O erro que vejo em consultório é o aluno achar que, porque treina pesado, pode acelerar o processo. A lógica é inversa. Quem tem mais massa muscular tende a ser mais resistente à perda de gordura e mais sensível ao catabolismo quando o déficit é brusco. Cutting não é sobre pressa. É sobre preservação.
Qual o déficit ideal para fazer cutting sem perder massa magra?
Déficits acima de 500 calorias diárias são um tiro no pé para a maioria dos intermediários. Não estou dizendo que ninguém consegue, mas a chance de ver o desempenho despencar e a recuperação virar um inferno é grande. O ideal é começar com um déficit de 300 a 500 calorias por dia, ajustando conforme a perda semanal real.
Como calcular na prática: primeiro, você precisa de uma estimativa do seu gasto energético total. Use qualquer calculadora de taxa metabólica basal com fator de atividade. Minha preferência é a fórmula de Mifflin-St Jeor. Subtraia de 300 a 500 calorias. Se você gasta em torno de 2.800 calorias no dia, comece com 2.300 a 2.500. Parece pouco. Mas um aluno típico meu de 80 kg, cortando só 300 calorias e mantendo o treino de força, perde de 0,4 a 0,6 kg por semana sem perder carga nos exercícios básicos por pelo menos as primeiras quatro semanas.
Eu mesmo já cometi esse erro no início da carreira. Achava que déficit grande acelerava o processo. Fiz cutting com restrição severa, cardio em jejum todo dia e treino reduzido. O resultado: perdi peso rápido, mas boa parte era músculo. O espelho mostrou um corpo menor e flácido, e a força no agachamento caiu mais de 15% em um mês. Tive que reconstruir o que joguei fora. Hoje ajusto o déficit dos alunos com base na evolução semanal da balança e do desempenho, não na ansiedade do espelho.
Proteína, carboidrato e gordura: como ajustar os macros no cutting
Proteína é inegociável. A recomendação clássica para cutting em praticantes de musculação é de 1,8 a 2,2 gramas por quilo de peso corporal, segundo a revisão de Phillips & Van Loon (2011) sobre adaptação muscular. Para um aluno de 75 kg, isso dá entre 135 e 165 gramas por dia. Se você treina pesado e quer segurança extra, vá para a faixa de 2,0 a 2,2 g/kg. Isso mantém o balanço nitrogenado positivo e dá substrato para reparação muscular mesmo em déficit.
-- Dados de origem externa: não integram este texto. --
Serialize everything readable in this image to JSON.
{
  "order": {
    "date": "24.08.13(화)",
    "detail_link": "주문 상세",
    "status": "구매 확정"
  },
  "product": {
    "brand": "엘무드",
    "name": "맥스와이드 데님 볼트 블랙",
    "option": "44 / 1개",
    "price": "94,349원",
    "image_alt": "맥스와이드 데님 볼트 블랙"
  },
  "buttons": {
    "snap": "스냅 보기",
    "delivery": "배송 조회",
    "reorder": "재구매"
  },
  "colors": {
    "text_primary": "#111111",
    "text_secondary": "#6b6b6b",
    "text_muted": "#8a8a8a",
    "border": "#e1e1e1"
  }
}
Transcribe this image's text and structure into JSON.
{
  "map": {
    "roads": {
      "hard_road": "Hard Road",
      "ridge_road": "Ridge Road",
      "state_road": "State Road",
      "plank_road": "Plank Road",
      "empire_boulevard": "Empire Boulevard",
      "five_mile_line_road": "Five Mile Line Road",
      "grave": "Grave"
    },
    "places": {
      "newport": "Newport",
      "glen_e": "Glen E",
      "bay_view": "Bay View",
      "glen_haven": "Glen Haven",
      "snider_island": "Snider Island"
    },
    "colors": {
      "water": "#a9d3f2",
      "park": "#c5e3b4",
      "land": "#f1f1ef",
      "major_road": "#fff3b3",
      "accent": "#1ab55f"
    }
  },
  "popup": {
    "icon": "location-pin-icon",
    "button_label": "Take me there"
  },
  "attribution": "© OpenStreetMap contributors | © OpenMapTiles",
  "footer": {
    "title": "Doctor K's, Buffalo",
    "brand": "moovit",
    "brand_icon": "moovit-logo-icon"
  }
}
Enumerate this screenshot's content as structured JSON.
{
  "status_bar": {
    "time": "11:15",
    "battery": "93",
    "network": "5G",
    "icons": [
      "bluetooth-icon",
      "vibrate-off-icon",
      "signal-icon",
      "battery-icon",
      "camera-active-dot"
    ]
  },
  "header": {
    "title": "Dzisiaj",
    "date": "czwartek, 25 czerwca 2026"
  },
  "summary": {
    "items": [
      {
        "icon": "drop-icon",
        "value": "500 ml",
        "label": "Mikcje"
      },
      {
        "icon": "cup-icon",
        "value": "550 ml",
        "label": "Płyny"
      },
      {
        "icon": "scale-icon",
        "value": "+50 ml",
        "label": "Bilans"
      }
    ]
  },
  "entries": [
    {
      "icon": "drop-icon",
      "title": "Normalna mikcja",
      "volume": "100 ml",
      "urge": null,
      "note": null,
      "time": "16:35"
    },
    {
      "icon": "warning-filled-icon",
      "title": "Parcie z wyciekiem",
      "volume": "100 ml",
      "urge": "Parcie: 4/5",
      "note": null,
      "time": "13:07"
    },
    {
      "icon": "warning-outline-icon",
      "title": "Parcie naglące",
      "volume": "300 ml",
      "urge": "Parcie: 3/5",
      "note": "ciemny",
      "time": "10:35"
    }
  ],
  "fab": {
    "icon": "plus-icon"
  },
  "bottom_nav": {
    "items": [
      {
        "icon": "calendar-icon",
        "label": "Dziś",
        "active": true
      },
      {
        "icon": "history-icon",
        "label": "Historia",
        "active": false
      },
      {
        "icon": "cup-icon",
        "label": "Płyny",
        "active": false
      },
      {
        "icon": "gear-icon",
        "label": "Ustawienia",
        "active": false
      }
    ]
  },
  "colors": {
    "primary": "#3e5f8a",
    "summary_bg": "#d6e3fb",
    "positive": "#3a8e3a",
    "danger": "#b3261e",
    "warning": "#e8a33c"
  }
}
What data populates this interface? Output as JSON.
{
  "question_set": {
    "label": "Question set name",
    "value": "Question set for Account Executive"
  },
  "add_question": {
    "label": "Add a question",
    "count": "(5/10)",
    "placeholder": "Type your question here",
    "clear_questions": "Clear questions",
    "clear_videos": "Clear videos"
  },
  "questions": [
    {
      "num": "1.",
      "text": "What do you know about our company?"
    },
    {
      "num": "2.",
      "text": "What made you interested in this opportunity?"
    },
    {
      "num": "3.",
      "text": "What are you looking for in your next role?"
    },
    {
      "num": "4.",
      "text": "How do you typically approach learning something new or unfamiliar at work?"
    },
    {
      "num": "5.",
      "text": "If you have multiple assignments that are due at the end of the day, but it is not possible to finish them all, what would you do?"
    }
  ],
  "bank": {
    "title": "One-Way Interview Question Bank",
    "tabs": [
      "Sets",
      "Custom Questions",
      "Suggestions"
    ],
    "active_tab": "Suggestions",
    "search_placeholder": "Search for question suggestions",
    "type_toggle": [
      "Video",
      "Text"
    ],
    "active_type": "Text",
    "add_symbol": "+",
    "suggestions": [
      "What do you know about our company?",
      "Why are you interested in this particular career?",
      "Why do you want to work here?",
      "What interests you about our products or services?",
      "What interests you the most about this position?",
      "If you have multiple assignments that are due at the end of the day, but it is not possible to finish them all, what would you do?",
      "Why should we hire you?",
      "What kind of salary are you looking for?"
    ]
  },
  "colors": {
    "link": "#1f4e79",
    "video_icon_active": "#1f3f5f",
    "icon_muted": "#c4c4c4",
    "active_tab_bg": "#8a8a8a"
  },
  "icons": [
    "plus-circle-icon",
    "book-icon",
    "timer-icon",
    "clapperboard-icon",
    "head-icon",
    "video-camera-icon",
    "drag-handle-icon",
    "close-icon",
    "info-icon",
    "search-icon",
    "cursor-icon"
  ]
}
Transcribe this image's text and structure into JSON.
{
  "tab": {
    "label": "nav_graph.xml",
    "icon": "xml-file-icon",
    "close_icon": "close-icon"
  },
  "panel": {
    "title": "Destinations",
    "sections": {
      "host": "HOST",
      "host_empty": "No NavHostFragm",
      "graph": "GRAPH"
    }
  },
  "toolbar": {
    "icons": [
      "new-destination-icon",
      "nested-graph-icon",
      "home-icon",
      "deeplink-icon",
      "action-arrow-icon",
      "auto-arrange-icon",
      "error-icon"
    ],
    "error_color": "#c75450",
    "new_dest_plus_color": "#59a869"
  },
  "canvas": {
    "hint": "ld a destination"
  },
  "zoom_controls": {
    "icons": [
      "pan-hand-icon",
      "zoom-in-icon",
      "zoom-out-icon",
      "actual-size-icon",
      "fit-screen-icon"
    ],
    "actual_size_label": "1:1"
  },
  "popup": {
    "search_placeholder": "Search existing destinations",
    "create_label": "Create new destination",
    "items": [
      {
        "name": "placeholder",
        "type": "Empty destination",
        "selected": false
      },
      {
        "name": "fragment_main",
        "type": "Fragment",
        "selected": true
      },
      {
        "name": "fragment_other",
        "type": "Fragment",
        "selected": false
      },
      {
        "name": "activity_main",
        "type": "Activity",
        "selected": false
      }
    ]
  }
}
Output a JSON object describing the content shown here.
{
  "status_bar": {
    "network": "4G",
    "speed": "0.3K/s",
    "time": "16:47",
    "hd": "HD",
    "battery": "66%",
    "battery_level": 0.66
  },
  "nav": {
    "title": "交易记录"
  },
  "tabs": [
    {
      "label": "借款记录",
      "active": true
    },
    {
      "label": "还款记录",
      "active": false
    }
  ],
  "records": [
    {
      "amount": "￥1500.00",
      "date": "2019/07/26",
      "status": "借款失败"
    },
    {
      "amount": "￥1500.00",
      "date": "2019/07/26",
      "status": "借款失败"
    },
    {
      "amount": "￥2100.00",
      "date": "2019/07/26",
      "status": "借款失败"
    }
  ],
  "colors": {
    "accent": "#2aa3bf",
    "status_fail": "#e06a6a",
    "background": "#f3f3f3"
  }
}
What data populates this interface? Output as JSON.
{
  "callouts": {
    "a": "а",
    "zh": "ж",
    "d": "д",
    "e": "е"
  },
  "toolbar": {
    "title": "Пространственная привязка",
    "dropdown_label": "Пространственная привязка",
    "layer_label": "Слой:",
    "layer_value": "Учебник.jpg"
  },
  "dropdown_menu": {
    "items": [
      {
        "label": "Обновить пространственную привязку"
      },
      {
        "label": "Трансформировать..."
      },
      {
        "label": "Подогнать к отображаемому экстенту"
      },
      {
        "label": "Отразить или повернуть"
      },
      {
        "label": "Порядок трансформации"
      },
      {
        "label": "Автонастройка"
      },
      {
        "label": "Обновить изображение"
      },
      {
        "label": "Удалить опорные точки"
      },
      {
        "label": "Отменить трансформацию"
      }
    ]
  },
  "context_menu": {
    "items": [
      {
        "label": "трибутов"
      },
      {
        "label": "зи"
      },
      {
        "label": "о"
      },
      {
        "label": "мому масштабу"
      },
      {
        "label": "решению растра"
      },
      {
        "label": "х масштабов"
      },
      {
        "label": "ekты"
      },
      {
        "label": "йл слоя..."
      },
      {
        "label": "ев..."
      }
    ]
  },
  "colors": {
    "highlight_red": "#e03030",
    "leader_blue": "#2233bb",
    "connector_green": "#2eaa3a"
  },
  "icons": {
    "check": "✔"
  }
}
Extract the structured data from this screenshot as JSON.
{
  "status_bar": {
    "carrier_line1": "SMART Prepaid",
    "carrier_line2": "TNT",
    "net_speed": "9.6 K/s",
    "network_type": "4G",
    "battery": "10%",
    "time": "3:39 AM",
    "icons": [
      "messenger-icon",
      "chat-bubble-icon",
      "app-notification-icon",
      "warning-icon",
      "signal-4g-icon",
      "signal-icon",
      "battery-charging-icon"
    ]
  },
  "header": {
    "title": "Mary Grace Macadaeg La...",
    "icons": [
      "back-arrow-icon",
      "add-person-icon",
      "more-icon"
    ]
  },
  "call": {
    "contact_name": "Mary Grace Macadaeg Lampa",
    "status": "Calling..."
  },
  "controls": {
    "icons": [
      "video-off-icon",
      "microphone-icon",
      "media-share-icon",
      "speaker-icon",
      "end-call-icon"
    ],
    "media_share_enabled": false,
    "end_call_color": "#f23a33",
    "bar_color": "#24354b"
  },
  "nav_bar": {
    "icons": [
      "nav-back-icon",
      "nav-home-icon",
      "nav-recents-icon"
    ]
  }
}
Carboidrato é a variável de ajuste. Mantenha o suficiente para sustentar os treinos. Eu costumo deixar de 2 a 3 gramas por quilo nos dias de treino e reduzo um pouco nos dias de descanso se necessário. Priorizo carboidratos de baixo a médio índice glicêmico, como aveia, batata-doce e arroz integral, para evitar picos de insulina que, em déficit, podem aumentar a fome sem benefício.
Gordura nunca deve cair abaixo de 0,5 g/kg, porque é essencial para produção hormonal. Testosterona e outros andrógenos dependem de ácidos graxos. Para alguém de 75 kg, isso significa pelo menos 37,5 gramas por dia. Na prática, eu distribuo isso em azeite, ovos e castanhas. Nunca zero gordura, como já vi em dietas pré-competição de internet.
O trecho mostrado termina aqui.